II.2. Caracterización estructural

II.2.3. Método de perfiles de Rietveld

La técnica de difracción en monocristal utiliza cristales relativamente grandes y nos proporciona la información necesaria para poder resolver la estructura. Sin embargo, para muchos materiales el crecimiento de cristales suficientemente grandes no es posible, de modo que es necesario recurrir a la técnica de difracción en polvo. El problema de la difracción en polvo respecto a la difracción en monocristal radica en que mucha información difractada se encuentra fuertemente solapada, lo que se traduciría en la imposibilidad de poder refinar la estructura con suficiente precisión.

En respuesta a la necesidad de desarrollar mejores procedimientos para obtener información estructural de las muestras de polvo, entre 1964 y 1966, el Dr. Hugo M.
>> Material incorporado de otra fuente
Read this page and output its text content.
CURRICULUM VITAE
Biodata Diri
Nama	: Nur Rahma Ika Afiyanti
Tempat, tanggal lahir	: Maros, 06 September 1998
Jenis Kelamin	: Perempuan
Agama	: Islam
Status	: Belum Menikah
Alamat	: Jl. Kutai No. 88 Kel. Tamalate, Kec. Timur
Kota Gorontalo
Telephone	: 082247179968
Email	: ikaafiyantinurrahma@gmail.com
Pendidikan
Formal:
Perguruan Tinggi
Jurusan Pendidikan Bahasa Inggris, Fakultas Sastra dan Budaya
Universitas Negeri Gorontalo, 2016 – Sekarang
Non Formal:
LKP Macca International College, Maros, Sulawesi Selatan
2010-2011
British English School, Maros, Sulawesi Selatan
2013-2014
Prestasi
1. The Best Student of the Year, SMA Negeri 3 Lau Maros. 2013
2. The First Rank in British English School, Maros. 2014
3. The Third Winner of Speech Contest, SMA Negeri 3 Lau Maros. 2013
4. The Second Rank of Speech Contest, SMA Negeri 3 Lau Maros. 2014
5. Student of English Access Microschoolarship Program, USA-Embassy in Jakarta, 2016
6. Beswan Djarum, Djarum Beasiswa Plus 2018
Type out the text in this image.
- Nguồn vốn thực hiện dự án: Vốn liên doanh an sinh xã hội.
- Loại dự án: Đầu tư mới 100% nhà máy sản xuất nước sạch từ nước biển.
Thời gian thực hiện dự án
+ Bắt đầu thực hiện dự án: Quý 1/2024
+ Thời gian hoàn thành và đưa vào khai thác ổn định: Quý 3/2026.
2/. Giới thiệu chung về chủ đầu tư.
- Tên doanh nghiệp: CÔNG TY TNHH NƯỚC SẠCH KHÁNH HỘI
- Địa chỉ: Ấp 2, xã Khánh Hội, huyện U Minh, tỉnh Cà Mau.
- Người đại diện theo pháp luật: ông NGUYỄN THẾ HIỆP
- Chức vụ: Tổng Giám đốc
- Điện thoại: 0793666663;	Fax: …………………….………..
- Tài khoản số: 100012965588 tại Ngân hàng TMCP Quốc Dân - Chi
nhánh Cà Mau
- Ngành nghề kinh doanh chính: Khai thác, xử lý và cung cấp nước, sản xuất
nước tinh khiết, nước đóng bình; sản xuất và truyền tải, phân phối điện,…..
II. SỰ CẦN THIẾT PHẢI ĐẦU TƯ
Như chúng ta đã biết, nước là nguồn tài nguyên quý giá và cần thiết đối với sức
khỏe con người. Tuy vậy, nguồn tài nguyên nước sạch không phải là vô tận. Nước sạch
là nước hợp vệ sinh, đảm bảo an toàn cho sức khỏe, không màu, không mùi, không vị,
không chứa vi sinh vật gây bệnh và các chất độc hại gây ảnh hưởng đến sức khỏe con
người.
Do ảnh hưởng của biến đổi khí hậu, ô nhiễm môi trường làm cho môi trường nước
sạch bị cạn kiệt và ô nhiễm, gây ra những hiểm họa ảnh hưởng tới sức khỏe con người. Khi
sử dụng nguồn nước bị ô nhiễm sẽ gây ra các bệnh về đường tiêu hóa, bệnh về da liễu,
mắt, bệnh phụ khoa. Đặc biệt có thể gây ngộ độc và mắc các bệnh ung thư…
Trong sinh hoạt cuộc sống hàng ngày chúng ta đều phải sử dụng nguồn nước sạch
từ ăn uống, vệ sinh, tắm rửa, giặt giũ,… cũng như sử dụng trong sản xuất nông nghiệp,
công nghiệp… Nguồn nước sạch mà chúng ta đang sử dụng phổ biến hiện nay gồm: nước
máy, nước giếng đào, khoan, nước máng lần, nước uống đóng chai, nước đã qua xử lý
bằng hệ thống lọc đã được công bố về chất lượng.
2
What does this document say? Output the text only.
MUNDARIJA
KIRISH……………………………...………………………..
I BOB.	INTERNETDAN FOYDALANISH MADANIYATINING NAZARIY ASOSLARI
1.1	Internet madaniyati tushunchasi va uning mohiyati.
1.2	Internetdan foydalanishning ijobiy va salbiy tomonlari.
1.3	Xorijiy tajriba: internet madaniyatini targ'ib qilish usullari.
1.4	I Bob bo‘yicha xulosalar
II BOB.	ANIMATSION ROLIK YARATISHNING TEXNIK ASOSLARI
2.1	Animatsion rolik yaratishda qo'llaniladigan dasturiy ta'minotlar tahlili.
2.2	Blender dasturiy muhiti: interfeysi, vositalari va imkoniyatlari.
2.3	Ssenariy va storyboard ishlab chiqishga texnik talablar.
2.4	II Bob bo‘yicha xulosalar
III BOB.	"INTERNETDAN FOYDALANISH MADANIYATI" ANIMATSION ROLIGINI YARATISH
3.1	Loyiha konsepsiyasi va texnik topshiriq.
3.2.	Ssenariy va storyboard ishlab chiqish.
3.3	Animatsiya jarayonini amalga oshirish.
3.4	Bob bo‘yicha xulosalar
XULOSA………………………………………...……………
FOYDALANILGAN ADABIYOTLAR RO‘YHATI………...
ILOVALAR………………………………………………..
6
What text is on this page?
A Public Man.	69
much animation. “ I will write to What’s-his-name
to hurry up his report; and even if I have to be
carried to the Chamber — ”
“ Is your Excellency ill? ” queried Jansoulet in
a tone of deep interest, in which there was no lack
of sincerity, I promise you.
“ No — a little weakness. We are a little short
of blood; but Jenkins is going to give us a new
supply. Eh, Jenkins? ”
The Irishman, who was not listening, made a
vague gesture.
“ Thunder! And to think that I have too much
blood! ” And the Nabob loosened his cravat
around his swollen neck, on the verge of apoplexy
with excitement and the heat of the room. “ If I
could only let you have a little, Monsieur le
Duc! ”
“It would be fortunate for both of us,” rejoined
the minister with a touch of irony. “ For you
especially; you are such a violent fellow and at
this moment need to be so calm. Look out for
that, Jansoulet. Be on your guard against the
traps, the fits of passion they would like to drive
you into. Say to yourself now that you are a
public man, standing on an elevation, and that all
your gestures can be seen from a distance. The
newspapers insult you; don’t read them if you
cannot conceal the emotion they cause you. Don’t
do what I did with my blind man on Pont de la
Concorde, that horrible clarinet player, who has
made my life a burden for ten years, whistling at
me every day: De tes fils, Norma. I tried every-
Rietveld[13,14] desarrolló un método efectivo para conseguir extraer toda la información

solapada en los espectros de difracción en polvo, conocido como Método de Rietveld. Este procedimiento trata de minimizar, mediante el refinamiento por mínimos cuadrados, la diferencia entre el perfil completo de difracción en polvo observado y el calculado, más allá de las reflexiones individuales. Los parámetros refinables se pueden dividir en dos grupos: parámetros de perfil, que dan cuentan de las características instrumentales y de la muestra (fondo y anchura de picos) y parámetros estructurales, que determinan las posiciones y las intensidades de las reflexiones de Bragg. Además de los parámetros convencionales (i.e. factor de escala, coordenadas posicionales y factores térmicos), se requieren parámetros adicionales: los parámetros de red (que determinan la posición de las reflexiones), un punto de decalaje cero del detector y tres parámetros que describen la variación de la anchura de los picos difractados (u, v, w) en función del ángulo θ, donde la anchura viene definida por FWHM=u∙tg2θ+v∙tgθ+w. También es necesario definir la forma de los picos para lo que se

puede utilizar una función gaussiana (G), lorentziana (L) o pseudo-Voigt. En nuestro caso utilizaremos esta última que es una combinación de las otras dos según ηL+(1- η)G; cuanto mayor sea η más forma de lorentziana tendrán los picos y viceversa.

El método de Rietveld no es un método de resolución estructural, sino un método de refinamiento: es preciso partir de un modelo estructural aproximado. El método de Rietveld asume que la intensidad medida en cada paso, i, es la suma de las contribuciones de varias reflexiones de Bragg. Las intensidades medidas se comparan con las intensidades calculadas a partir de un modelo que incluye todas las reflexiones de Bragg que pueden contribuir a las intensidades observadas. A través del refinamiento por mínimos cuadrados del perfil calculado (basado en los modelos de las estructuras cristalina y magnética, así como en los factores instrumentales) con respecto a todos los parámetros, estructurales y de perfil, se obtiene un ajuste para el perfil observado. El fondo, que también se refina, se describe normalmente por medio de un polinomio co + c12θ + c22θ2 + c32θ3 + … con parámetros ajustables co, c1, c2, c3,…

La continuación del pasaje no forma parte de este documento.